In that case the issues were that the Gharteys had been given all the powers in the Effutu state single-handedly. It was said that the Gharteys, complaining of their right to have performed a sanctification ritual that would have completed the destoolment of one Nana Ghartey V, who was destooled, filed a petition to the judicial committee of the Regional House of Chiefs.

But in the course of deliberation, the committee opened the floodgates into the Winneba chieftaincy dispute, particularly at the time when the Ayirebi Acquah family was not privy to the suit.

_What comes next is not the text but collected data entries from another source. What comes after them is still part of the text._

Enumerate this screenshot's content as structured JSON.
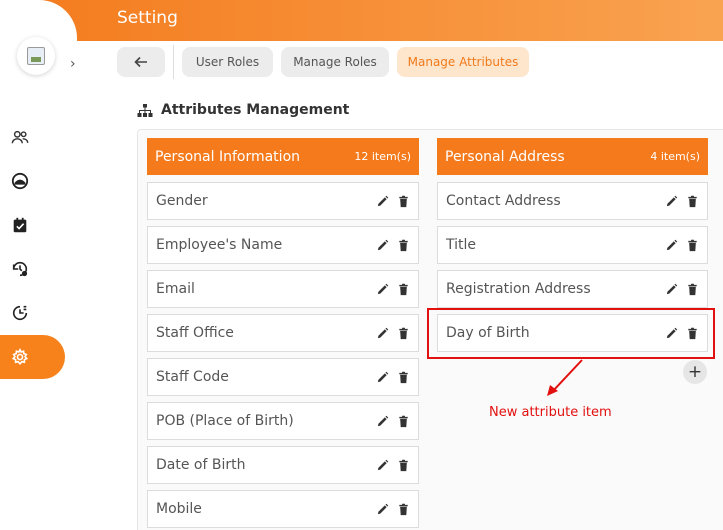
{
  "header": {
    "title": "Setting"
  },
  "sidebar": {
    "logo_icon": "broken-image-icon",
    "expand_icon": "chevron-right-icon",
    "items": [
      {
        "icon": "users-icon",
        "active": false
      },
      {
        "icon": "dashboard-gauge-icon",
        "active": false
      },
      {
        "icon": "calendar-check-icon",
        "active": false
      },
      {
        "icon": "history-settings-icon",
        "active": false
      },
      {
        "icon": "time-report-icon",
        "active": false
      },
      {
        "icon": "gear-icon",
        "active": true
      }
    ]
  },
  "toolbar": {
    "back_icon": "arrow-left-icon",
    "tabs": [
      {
        "label": "User Roles",
        "active": false
      },
      {
        "label": "Manage Roles",
        "active": false
      },
      {
        "label": "Manage Attributes",
        "active": true
      }
    ]
  },
  "main": {
    "section_title": "Attributes Management",
    "section_icon": "sitemap-icon",
    "columns": [
      {
        "name": "Personal Information",
        "count": "12 item(s)",
        "items": [
          "Gender",
          "Employee's Name",
          "Email",
          "Staff Office",
          "Staff Code",
          "POB (Place of Birth)",
          "Date of Birth",
          "Mobile"
        ]
      },
      {
        "name": "Personal Address",
        "count": "4 item(s)",
        "items": [
          "Contact Address",
          "Title",
          "Registration Address",
          "Day of Birth"
        ]
      }
    ],
    "add_button_label": "+"
  },
  "annotation": {
    "text": "New attribute item",
    "color": "#e31010"
  },
  "colors": {
    "accent": "#f47a1c",
    "active_tab_bg": "#fde6cc",
    "active_tab_text": "#f07a1c"
  }
}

But in a telephone interview last week, the Omanhene Nana Ghartey denied knowledge of any faction in Winneba known as the Ayirebi Acquah and that the Gharteys were the only royal family in the Effutu traditional area.

However, Dr. Ayirebi Acquah stated that it was unfortunate for the Omanhene to have told the Chronicle that factions do not exist in the area, when in fact "there are the Ayirebi Acquah family and the Omans on one hand and the Gharteys on the other."

"It is historically, legally and traditionally wrong to say that there is no faction known as the Ayirebi Acquah family in Effutu," Dr. Acquah said.

He went on: " My reason is that when you are talking about Effutu stool, you are talking about the paramount stool and not the ancestor stool.

That stool was not in the district when Winneba was founded. What Winneba had was an ancestor stool for the Effutu deity.

It was only in the reign of Bortsi Amponfo in the 1700s and onwards that the notion of paramountcy occurred to the people."

Bortsi Amponfo, according to Dr. Acquah, is the direct ancestor of the Ayirebi Acquah family, which, he claimed, produced two warrior kings in the persons of King Henry Acquah I and Ayirebi Acquah III in the area.

On the substitution motion ruling, which has produced violent threats from the Effutu youth, Dr. Acquah stated that it would be in the interest of the Effutu people if the court were to establish the validity of the 1977 ruling before any further legal suit.

He therefore appealed to the youth of Effutu to take a holistic approach to the issue at stake and avoid violent means.